Empirical evidence shows that many LBOs, like other types of buyouts, have resulted in significant improvements in firms' performance (using a range of indicators from cash flow to return on investment), which can be explained by a combination of factors including tax benefits, strengthened management, internal reorganization, and change in corporate culture. On the other hand, LBOs, because of the leverage aspect, are controversial because they may cause disruptions and economic hardship in the company purchased: Its assets serve as collateral for the borrowed money, the purchasing company (often a holding whose only purpose is corporate ownership and control) intending to repay the loan by using the future profits and cash flows from the purchased company or, failing that, by selling its assets (i.e., dismantling the company). Besides, LBOs have represented a moral hazard: In the context of the savings and loan debacle of the 1980s, their investors' gains (through junk bonds) were eventually paid by taxpayers. LBOs also raise further issues of ethics, notably about conflicts of interest between managers or acquirers and shareholders, insider trading, stockholders' welfare, excessive fees to intermediaries, and squeeze-outs of minority shareholders (who may well receive a good price for their shares, an average of 30% to 40% more than the market price, but do not eventually benefit from the massive financial rewards of shrewd postbuyout strategies).

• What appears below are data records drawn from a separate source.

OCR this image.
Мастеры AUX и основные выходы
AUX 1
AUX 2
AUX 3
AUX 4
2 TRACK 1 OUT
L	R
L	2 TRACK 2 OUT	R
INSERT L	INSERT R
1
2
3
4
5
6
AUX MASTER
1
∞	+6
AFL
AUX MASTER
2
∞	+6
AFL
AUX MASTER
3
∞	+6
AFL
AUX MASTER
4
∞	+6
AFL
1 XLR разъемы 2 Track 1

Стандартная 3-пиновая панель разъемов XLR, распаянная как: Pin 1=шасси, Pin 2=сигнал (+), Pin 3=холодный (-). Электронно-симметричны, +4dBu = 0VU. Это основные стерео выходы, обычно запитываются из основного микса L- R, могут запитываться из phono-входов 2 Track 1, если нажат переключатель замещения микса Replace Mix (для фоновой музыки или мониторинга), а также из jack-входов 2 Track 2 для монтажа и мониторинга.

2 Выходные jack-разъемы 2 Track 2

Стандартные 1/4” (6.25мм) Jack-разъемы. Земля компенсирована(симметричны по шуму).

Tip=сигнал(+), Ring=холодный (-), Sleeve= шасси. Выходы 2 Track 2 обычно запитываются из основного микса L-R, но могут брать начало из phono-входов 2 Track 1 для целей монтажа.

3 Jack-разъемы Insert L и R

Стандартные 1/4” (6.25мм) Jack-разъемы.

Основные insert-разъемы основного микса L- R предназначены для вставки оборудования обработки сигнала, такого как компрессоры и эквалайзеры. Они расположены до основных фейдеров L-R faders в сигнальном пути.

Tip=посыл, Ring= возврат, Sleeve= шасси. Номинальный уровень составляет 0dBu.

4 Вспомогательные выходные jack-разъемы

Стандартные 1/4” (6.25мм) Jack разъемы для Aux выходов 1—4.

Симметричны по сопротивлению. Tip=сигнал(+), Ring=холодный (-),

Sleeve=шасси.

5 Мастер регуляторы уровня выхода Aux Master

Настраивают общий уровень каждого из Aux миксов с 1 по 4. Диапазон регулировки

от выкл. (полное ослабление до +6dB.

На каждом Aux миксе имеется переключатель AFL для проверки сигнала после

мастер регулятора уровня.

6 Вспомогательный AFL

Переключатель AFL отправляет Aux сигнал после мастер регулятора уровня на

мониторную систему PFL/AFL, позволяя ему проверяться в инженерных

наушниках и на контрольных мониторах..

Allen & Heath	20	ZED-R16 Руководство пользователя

The use of LBOs started to decline in the late 1980s for two reasons: First, companies started to develop preventive strategies and defensive tactics (with “poison pills” meant to deter hostile bids, typically giving current shareholders particular rights to buy additional shares or to sell shares with severe economic penalties on the hostile LBO acquirer); second, changes in the legislation made such takeovers more difficult (e.g., with Delaware's merger moratorium law or Ohio's control share acquisition law). The rise of litigations against leveraged bids (for instance with allegations of violations of antitrust and securities laws) also contributed to the dearth of LBOs. At the start of the 21st century, there have been some LBOs again, especially in the hightechnology sector, with cable and software companies becoming the targets of private equity firms; if some scholars and specialists predict a new wave of LBOs, it is nonetheless unlikely to be accompanied by the greed and aggressiveness of the 1980s.